Automatically detects books:
– laying around,
– in containers,
– on NPCs,
– quest rewards (only vanilla),
– crafted with the OWB skill book recipes,
– random books from the HH workbench crates.
Can, optionally, scan cells on enter and notify, if there are skill books to find.
- JIP LN NVSE
- The Mod Configuration Menu (do not forget MCM BugFix 2)
- Darnified UI (technically, not required, but highly recommended).
Hi, great mod. BTW, the location for Tumblers Today on the third floor of the Roosevelt Academy is wrong. It’s in a room adjacent to the locker room, on a desk with two ammunition boxes and a working radio; but the current description says it’s in a room with a locked safe on a desk nearby the safe.
Thanks, I’ll update it in the next patch.
Thanks. BTW, TTW adds a copy of Tales of a Junktown Jerky Vendor to the Vault 101 during escape in Dad’s room. It also can be obtained during Trouble on the Homefront. Here is a pic: https://i.imgur.com/xyij9HS.png
I’m pretty sure this is not in the original Fallout 3.

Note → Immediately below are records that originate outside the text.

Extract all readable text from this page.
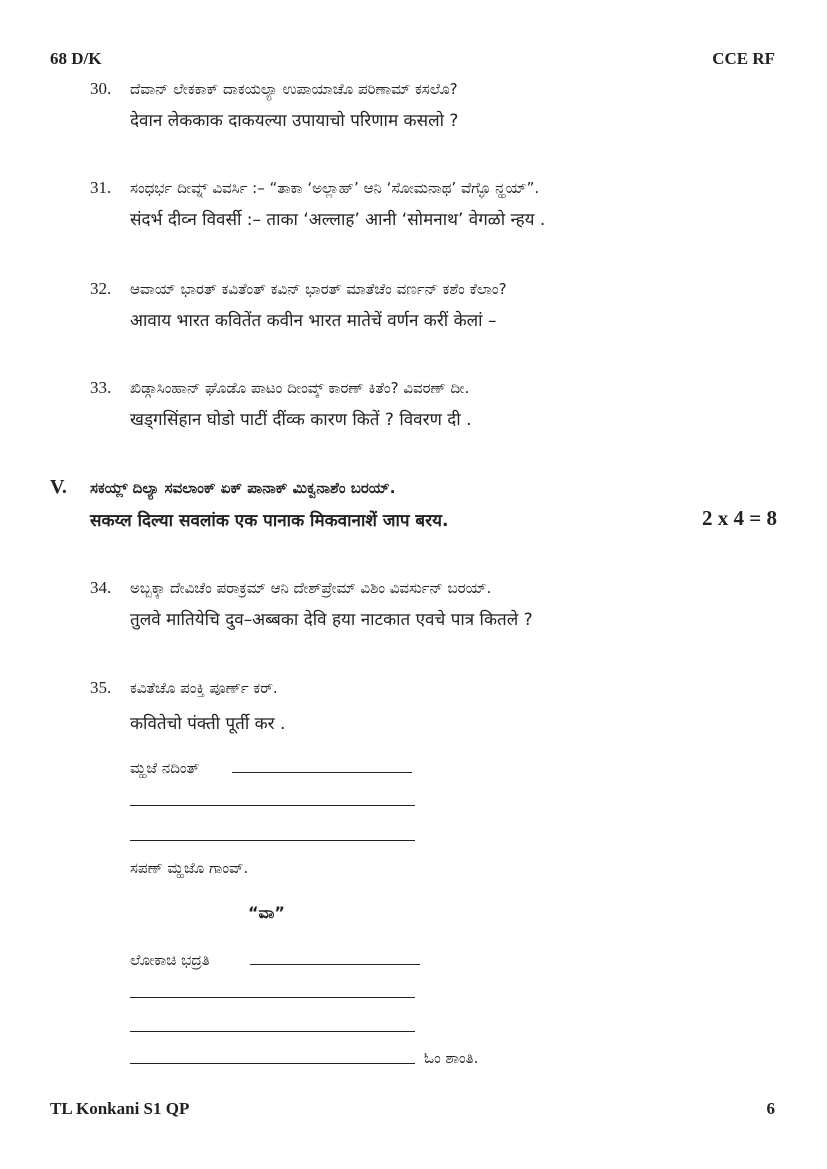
68 D/K	CCE RF
30. ದೆವಾನ್ ಲೇಕಕಾಕ್ ದಾಕಯಲ್ಯಾ ಉಪಾಯಾಚೊ ಪರಿಣಾಮ್ ಕಸಲೊ?
देवान लेककाक दाकयल्या उपायाचो परिणाम कसलो ?
31. ಸಂಧರ್ಭ ದೀವ್ನ್ ವಿವರ್ಸಿ :– “ತಾಕಾ ‘ಅಲ್ಲಾಹ್’ ಆನಿ ‘ಸೋಮನಾಥ’ ವೆಗ್ಳೊ ನ್ಹಯ್”.
संदर्भ दीव्न विवर्सी :– ताका ‘अल्लाह’ आनी ‘सोमनाथ’ वेगळो न्हय .
32. ಆವಾಯ್ ಭಾರತ್ ಕವಿತೆಂತ್ ಕವಿನ್ ಭಾರತ್ ಮಾತೆಚೆಂ ವರ್ಣನ್ ಕಶೆಂ ಕೆಲಾಂ?
आवाय भारत कवितेंत कवीन भारत मातेचें वर्णन करीं केलां –
33. ಖಿಡ್ಗಾಸಿಂಹಾನ್ ಘೊಡೊ ಪಾಟಂ ದೀಂವ್ಕ್ ಕಾರಣ್ ಕಿತೆಂ? ವಿವರಣ್ ದೀ.
खड्गसिंहान घोडो पाटीं दींव्क कारण कितें ? विवरण दी .
V. ಸಕಯ್ಲ್ ದಿಲ್ಯಾ ಸವಲಾಂಕ್ ಏಕ್ ಪಾನಾಕ್ ಮಿಕ್ವನಾಶೆಂ ಬರಯ್.
सकय्ल दिल्या सवलांक एक पानाक मिकवानाशें जाप बरय.	2 x 4 = 8
34. ಅಬ್ಬಕ್ಕಾ ದೇವಿಚೆಂ ಪರಾಕ್ರಮ್ ಆನಿ ದೇಶ್‌ಪ್ರೇಮ್ ವಿಶಿಂ ವಿವರ್ಸುನ್ ಬರಯ್.
तुलवे मातियेचि दुव–अब्बका देवि हया नाटकात एवचे पात्र कितले ?
35. ಕವಿತೆಚೊ ಪಂಕ್ತಿ ಪೂರ್ಣ್ ಕರ್.
कवितेचो पंक्ती पूर्ती कर .
ಮ್ಹಜೆ ನದಿಂತ್
ಸಪಣ್ ಮ್ಹಜೊ ಗಾಂವ್.
“ವಾ”
ಲೋಕಾಚಿ ಭದ್ರತಿ
ಓಂ ಶಾಂತಿ.
TL Konkani S1 QP	6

just wanted to drop a big THANK YOU! for all your well thought out and helpfull mods.
One suggestion/question though: Wouldn’t it be a brillant thing to have all of your mods within one installer (FOMOD with selections?) and the possibility to tweak everything via a single MCM menu with sub menues like the original PN offerd? It is just that they eat up ESPs and I am refraining from merging them with Wryebash or something. I am far from being an expert with FNVEdit, can just handle some basics, so maybe I am just suggesting nonsense. If so, nevermind.
Anyways, thanks alot for your beautifull work!
Megapacks are indeed may be more convenient to end users, but they are less so to modders. Large mods are more difficult to maintain, update, and refactor, taking away all the fun from making them.